Sunday, June 29, 2014

Diet Pill addiction

*Me, Bevy, Di... senior year.
I don't know if I could categorize it as an addiction... you decide.

For the past 10 years,  or somewhere around there, I have been on somekind of diet pill 90% of the time.  After/during highschool, my heaviest was close to 255. I went on this pill that I saw advertised over the internet... and fuck I forget what it was called.... it was actually recalled but not until after I dropped to 145 in 8 months.


*w/ Niks @ Waimea Falls.. Elmo shirt FTW!!!
My weight had a lot to do with my self esteem issues back then. It makes you feel terrible, when you can't find clothes that you like that fit because they cater to the skinny girls. You can't find your size... then you have to turn around and walk your ass over to the plus size section which in your opinion at the time was styles your granny would wear.
But big shirts, jeans pants was majority of my wardrobe with little to no color. It was depressing dark colors, plain greys, blue jeans. Not fun at all.

We hide everything we're ashamed of. We flaunt everything we are proud of. When girls get offended at a guy for looking at their rack, mind you the girls are wearing the lowest cut shirts with bras that push up everything, of course someone is gonna look... what's why you wore it you twat! We know your game!!! I'm not knocking them for wearing stuff like that... Shit if I had it, I'd fuckin flaunt it (buuuut I don't so I work with what I got) but don't get mad when it attracts attention /sigh anyways back too the topic....
So along with the pills I was exercising when I got up, after work and in the night time.  3 times a day, everyday, even if only for a half an hour. I cut out soft drinks and carbs. Even rice... fuckin rice I KNOW RIGHT!!! I was working at McDonalds at the time. You would think it was difficult, but it actually wasn't.
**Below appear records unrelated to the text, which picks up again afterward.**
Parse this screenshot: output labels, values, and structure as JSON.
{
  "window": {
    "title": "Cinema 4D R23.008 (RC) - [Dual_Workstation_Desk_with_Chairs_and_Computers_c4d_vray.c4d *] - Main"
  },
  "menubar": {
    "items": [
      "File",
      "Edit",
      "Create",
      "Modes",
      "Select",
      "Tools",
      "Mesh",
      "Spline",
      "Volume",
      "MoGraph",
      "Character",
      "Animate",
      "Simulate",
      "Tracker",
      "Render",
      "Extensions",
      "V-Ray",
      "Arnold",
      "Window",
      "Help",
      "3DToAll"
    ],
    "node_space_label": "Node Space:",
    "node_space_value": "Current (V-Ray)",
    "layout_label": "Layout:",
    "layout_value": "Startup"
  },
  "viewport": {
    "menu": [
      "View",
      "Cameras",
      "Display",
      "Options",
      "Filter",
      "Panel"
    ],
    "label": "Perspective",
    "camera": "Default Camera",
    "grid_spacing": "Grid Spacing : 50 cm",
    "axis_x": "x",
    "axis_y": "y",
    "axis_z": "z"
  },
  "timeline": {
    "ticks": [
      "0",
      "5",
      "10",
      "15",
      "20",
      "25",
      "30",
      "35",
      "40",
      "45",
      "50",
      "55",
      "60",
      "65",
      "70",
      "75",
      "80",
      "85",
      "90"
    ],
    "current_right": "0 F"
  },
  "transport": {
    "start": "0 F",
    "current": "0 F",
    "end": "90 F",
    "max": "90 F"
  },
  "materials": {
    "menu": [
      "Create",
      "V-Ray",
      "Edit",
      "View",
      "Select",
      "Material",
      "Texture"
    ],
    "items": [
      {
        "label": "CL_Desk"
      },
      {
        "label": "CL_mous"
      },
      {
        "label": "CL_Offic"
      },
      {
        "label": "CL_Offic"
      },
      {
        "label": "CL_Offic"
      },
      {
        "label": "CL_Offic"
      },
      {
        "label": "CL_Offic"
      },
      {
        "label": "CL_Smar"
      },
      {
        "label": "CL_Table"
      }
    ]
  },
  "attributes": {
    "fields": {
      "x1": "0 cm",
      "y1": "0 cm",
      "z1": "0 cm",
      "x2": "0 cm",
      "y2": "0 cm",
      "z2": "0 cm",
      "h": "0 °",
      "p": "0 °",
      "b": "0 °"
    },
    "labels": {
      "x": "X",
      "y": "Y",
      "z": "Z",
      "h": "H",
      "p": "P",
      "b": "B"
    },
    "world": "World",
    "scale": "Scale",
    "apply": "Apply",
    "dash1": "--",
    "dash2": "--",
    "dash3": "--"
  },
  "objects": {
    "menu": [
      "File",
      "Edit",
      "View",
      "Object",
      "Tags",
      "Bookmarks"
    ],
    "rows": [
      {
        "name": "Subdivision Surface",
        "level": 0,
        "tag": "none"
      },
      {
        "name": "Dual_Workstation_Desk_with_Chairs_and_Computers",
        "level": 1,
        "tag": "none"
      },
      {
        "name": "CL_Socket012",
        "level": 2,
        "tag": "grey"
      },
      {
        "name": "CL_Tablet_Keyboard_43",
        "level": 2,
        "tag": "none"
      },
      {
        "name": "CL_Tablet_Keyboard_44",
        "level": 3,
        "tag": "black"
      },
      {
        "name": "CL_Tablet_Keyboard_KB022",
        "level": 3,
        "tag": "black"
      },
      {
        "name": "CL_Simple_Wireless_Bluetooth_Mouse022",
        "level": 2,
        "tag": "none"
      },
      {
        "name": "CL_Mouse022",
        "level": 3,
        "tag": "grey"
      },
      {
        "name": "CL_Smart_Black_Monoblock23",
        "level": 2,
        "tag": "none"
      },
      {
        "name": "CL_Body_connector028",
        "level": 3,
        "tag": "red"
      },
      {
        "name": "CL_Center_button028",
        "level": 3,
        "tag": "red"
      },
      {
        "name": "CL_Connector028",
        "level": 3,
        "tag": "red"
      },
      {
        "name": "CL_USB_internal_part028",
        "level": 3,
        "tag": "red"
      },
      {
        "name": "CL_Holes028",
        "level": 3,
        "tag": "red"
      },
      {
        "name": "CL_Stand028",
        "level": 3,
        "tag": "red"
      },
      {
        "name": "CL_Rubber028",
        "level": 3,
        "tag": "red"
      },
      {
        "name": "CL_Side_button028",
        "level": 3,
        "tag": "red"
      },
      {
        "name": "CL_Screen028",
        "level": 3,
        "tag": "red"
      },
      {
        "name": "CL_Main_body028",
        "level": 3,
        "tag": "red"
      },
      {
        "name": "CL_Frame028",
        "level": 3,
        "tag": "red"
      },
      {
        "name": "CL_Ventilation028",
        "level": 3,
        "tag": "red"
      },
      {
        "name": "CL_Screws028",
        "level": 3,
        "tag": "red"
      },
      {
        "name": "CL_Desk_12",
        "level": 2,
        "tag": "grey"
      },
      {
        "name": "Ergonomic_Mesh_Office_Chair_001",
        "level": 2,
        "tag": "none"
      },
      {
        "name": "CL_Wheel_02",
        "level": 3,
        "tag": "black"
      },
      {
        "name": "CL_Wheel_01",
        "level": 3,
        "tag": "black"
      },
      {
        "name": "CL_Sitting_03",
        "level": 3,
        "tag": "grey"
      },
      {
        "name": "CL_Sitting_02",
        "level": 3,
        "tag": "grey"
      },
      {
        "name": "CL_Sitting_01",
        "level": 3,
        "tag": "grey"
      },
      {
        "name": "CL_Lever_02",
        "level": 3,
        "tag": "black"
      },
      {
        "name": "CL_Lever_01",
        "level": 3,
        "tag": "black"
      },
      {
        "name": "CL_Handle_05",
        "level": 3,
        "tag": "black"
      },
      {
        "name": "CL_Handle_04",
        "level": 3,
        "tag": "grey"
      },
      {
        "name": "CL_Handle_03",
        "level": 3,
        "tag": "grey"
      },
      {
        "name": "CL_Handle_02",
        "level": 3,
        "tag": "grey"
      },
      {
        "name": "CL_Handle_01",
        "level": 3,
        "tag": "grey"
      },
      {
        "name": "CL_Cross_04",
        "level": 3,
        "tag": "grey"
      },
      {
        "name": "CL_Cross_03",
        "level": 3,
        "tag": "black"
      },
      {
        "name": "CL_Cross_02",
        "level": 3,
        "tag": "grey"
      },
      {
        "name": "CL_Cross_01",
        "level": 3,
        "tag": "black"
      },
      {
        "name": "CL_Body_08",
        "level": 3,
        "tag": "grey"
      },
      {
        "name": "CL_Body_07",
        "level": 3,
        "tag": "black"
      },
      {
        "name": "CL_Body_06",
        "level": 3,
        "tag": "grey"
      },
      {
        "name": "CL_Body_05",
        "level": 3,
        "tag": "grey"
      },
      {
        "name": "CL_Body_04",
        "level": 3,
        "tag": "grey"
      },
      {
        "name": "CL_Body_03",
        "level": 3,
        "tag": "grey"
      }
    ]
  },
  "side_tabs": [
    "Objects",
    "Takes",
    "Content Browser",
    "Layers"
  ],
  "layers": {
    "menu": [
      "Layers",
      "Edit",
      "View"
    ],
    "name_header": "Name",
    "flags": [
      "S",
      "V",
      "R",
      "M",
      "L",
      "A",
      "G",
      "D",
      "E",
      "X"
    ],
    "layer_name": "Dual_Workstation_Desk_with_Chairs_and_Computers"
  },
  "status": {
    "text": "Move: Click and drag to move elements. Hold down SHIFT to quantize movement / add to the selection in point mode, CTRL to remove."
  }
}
I made my own lunches... burgers with no bread, etc.
wasn't my lowest, but I couldn't find another.
After my wonderful pills were recalled I had to get on something else. My mom recommended Alli diet pills. Those are awesome but they are extremely sensitive to oil... it will not let your body absorb any of it so it would literally flush it right through your body... if you had to fart either you shove a fuckin napkin up your ass quick, run to the bathroom, or mess your panties where you stood. I fell victim to that last option the first day I took them. I learned quick and curbed the oil intake which meant I was NOT "quality checking" french fries at work. *tear*  But I think the first 2 days 6 lbs went away. Awesome... but in the end, I couldn't take the constant fear that if I had the urge to fart I was doomed. Cuz y'all know me... if I have to fart I'll just do it. Lady like or not, I ain't holding it in. Anywhos so I stopped that pill before the bottle was done. I can't remember what I moved onto next. but there were several in between then and the time I started seeing someone and left Hawaii, the urge to take any form of diet pills were gone.

March 2013
I finally had a relationship. No more chasing round boys, and the desire to drop my weight more was at a stand still... actually it was non existent. My mission to snag a guy was over. Sadly during the time we were together my weight was crawling back up. I took notice but figured, I had a guy already. I don't need to look good. he will love me no matter what I look like now. So I ate and ate and ate. 6 years later, At the end of the relationship I was 230. And now I thought I had to fuckin start all over from the beginning... Meh my fault... so what did I learn from all of that... Diet pills are my friend!!!... they make me happy... they make me skinny (not really, I wish, but to where I'm comfortable)

February 2014
Anywhos I know people that read this, who are anti-diet pills and pro-exercise and eating healthy... You can zip it cuz sometimes people need help. Even if the pills really only provide moral support and what's actually helping them lose weight is their change in diet and increased exercising habits. I think that's really what helped the first time. The mentality and drive to lose the weight and the determination to MAKE these pills work for me.
At the moment I can't seem to break 170 I KNOW it's because I'm not exercising. the pills took me down as far as they could and I need to push myself from here on out. I've been on several different ones since last March only because I wanted to see if my body was getting used to one specific pill. Just as long my weight doesn't go up, I don't care I'll keep taking them. And I will not stop taking them for fear of ballooning up again. Apparently I have no self control. w/e
I know I preach up the walls about loving the person you are and never letting anyone tell you what to do or who to be. I do this for me. No one in my life currently is telling me to do this. "Skully you need to drop a few pounds, you're pouring out of those jeans". I never heard that. Maybe I haven't because they fear my wrath. hehe kidding. I try not to buy pants that will accentuate my muffin top. As tasty as it is, it's not a good sight :-P...  But anyways
My mom worries about the effects on the rest of my body these pills might be doing damage to. My heart mainly. I'm sure there will be somekind of negative long term effects but, meh I don't plan on living forever. I think my cigarettes will kill me first. ohh that got dark quick.
I'm still alive!!!!

*these old pics were taken from Bevy and Niks' FB page. I got grossed out when I saw them post it, but appreciated that they still kept pictures like that. All my old pics are back home. and I can't flip through them like they can.